Grabar, whose essays on education I’ve edited for many years now at several publications, does a meticulous takedown of Zinn’s lavishly selling, Hollywood-vaunted work of so-called history, “A People’s History of the United States.” Zinn’s book was first published in 1980 and is now estimated to have sold some 2.6 million copies. College Board’s rewrite of its Advanced Placement U.S. history course features Zinn’s book and embeds his anti-American philosophy.
The tragedy of all this, of course, is that Zinn’s book is concentrated poison. Using a careful review of his source materials and claims, as evidenced by her nearly 1,000 footnotes, Grabar documents quite clearly and conclusively that Zinn is not only a plagiarist but a liar. His presentation of key events and figures of American history, such as Christopher Columbus, slavery, the NAACP, World War II, and the civil rights movement, also straight-up regurgitates Communist propaganda.
Here’s just one example, from page 222 and 223 in Grabar’s book. She shows how Zinn selectively quoted from American documents to make it look like the United States was interested getting Vietnam’s natural resources, not in defending it from a communism our nation understood to be evil and dangerous. The very same documents Zinn quotes actually prove the opposite of the points he makes with them when one reads the material he left out.

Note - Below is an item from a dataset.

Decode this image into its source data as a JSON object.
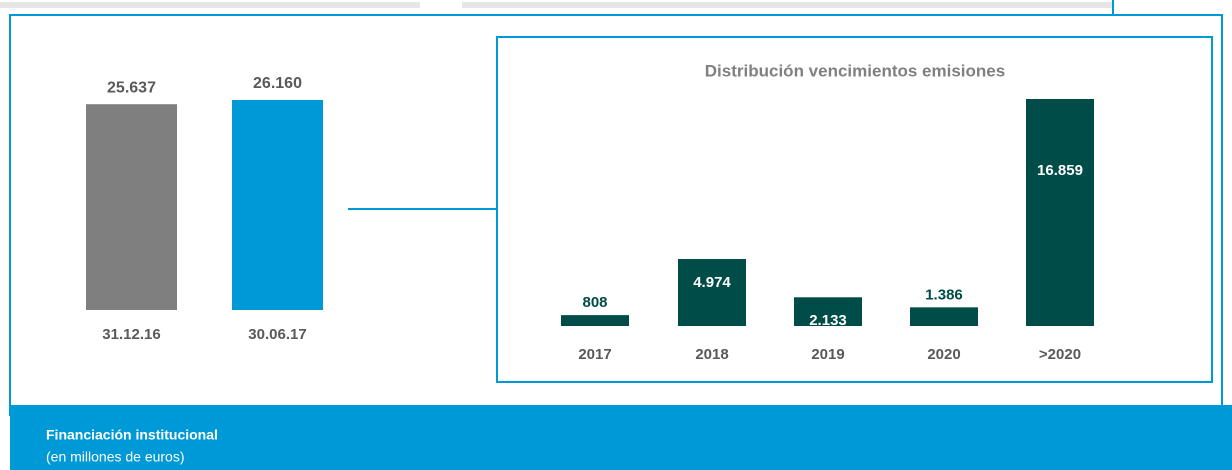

“One wonders if Zinn had simply not read the volumes that he presumably edited [of the Pentagon Papers],” Grabar writes. “Either that or he deliberately left out key information.” As she shows, he used this falsifying tactic so many times in “A People’s History” it becomes hard to believe it’s an accident.
Thus not only is Zinn’s book a pack of slipshod lies that even leftist historians will not stand behind, it is a pack of slipshod lies that appear to be told purposefully to set Americans at each others’ throats. And it has been quite effective. Many Americans believe the false and self-immolating narrative that their nation is fundamentally and unreformably racist, sexist, and genocidal.

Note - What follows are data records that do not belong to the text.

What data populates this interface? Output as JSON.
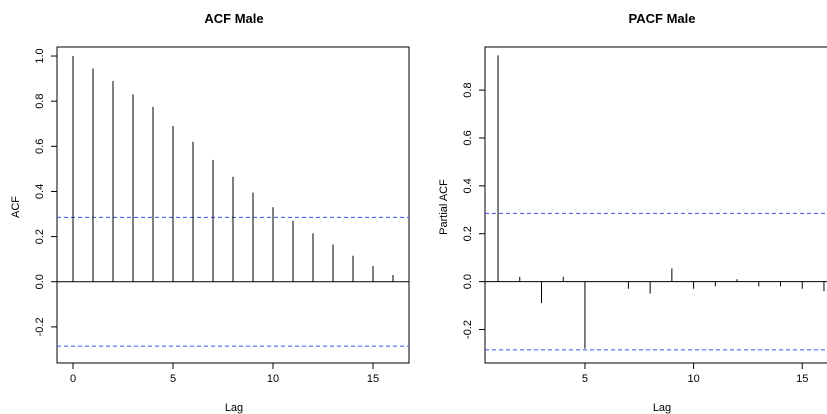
{
  "chart_data": [
    {
      "type": "bar",
      "title": "ACF Male",
      "xlabel": "Lag",
      "ylabel": "ACF",
      "xlim": [
        -0.8,
        16.8
      ],
      "ylim": [
        -0.36,
        1.04
      ],
      "x_ticks": [
        "0",
        "5",
        "10",
        "15"
      ],
      "y_ticks": [
        "-0.2",
        "0.0",
        "0.2",
        "0.4",
        "0.6",
        "0.8",
        "1.0"
      ],
      "x": [
        0,
        1,
        2,
        3,
        4,
        5,
        6,
        7,
        8,
        9,
        10,
        11,
        12,
        13,
        14,
        15,
        16
      ],
      "values": [
        1.0,
        0.945,
        0.89,
        0.83,
        0.775,
        0.69,
        0.62,
        0.54,
        0.465,
        0.395,
        0.33,
        0.27,
        0.215,
        0.165,
        0.115,
        0.07,
        0.03
      ],
      "confidence_bound": 0.285,
      "zero_line": true,
      "colors": {
        "lines": "#000000",
        "bounds": "#3f51f5"
      }
    },
    {
      "type": "bar",
      "title": "PACF Male",
      "xlabel": "Lag",
      "ylabel": "Partial ACF",
      "xlim": [
        0.4,
        16.6
      ],
      "ylim": [
        -0.34,
        0.98
      ],
      "x_ticks": [
        "5",
        "10",
        "15"
      ],
      "y_ticks": [
        "-0.2",
        "0.0",
        "0.2",
        "0.4",
        "0.6",
        "0.8"
      ],
      "x": [
        1,
        2,
        3,
        4,
        5,
        6,
        7,
        8,
        9,
        10,
        11,
        12,
        13,
        14,
        15,
        16
      ],
      "values": [
        0.945,
        0.02,
        -0.09,
        0.02,
        -0.28,
        0.0,
        -0.03,
        -0.05,
        0.055,
        -0.03,
        -0.02,
        0.01,
        -0.02,
        -0.02,
        -0.03,
        -0.04
      ],
      "confidence_bound": 0.285,
      "zero_line": true,
      "colors": {
        "lines": "#000000",
        "bounds": "#3f51f5"
      }
    }
  ]
}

For all its faults, the United States and the Western civilization that created it have been the best protector of people’s rights and freedoms the world has ever known. We definitely have done many evils. We continue to allow great evils today. But worse societies fill the earth, and historically have been far more common. People who don’t know this gravely endanger what is and has been for hundreds of millions of people the last, best hope of a broken earth.

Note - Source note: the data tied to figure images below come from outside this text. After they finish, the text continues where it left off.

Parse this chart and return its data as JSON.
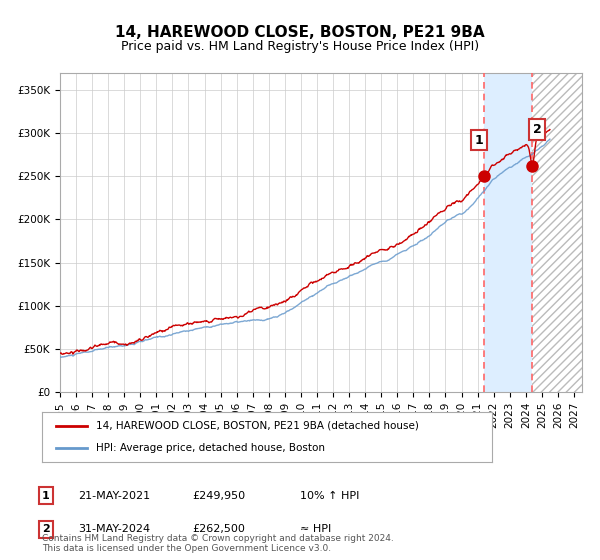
{
  "title": "14, HAREWOOD CLOSE, BOSTON, PE21 9BA",
  "subtitle": "Price paid vs. HM Land Registry's House Price Index (HPI)",
  "ylim": [
    0,
    370000
  ],
  "yticks": [
    0,
    50000,
    100000,
    150000,
    200000,
    250000,
    300000,
    350000
  ],
  "xlim_start": 1995.0,
  "xlim_end": 2027.5,
  "legend_line1": "14, HAREWOOD CLOSE, BOSTON, PE21 9BA (detached house)",
  "legend_line2": "HPI: Average price, detached house, Boston",
  "marker1_date": 2021.38,
  "marker1_value": 249950,
  "marker1_label": "1",
  "marker2_date": 2024.41,
  "marker2_value": 262500,
  "marker2_label": "2",
  "shade_start": 2021.38,
  "shade_end": 2024.41,
  "hatch_start": 2024.41,
  "hatch_end": 2027.5,
  "line_color_red": "#cc0000",
  "line_color_blue": "#6699cc",
  "shade_color": "#ddeeff",
  "footer": "Contains HM Land Registry data © Crown copyright and database right 2024.\nThis data is licensed under the Open Government Licence v3.0.",
  "grid_color": "#cccccc",
  "dashed_line_color": "#ff6666"
}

One of the other sobering reflections upon reading Grabar’s work is this: Why has it taken nearly 40 years to get a systematic, scholarly debunking of Zinn’s evil, destructive lies? How is it that two generations of history teachers and professors lacked the knowledge and love of America to keep this poison book out of the hands of millions of American school children? How was “Land of Hope” not written and used in classrooms 40 years ago instead of this Molotov cocktail barrage aimed at the greatest country in world history? How is it that as governor of Indiana Mitch Daniels was unable to get this book yanked from public school classrooms, and that no other Republican politicians have tried?
Not only did they not stop it, and force taxpayers to pay for their own children’s and the next generation of voters’ mental destruction, legions of these people in positions of authority enthusiastically welcomed a book they should have instantly realized is full of politically motivated falsehoods that are destructive of the country that pays their salaries and made possible just about every good thing in their lives. Can leaders who so terribly fail American children, taxpayers, and the nation deserve any credibility or respect?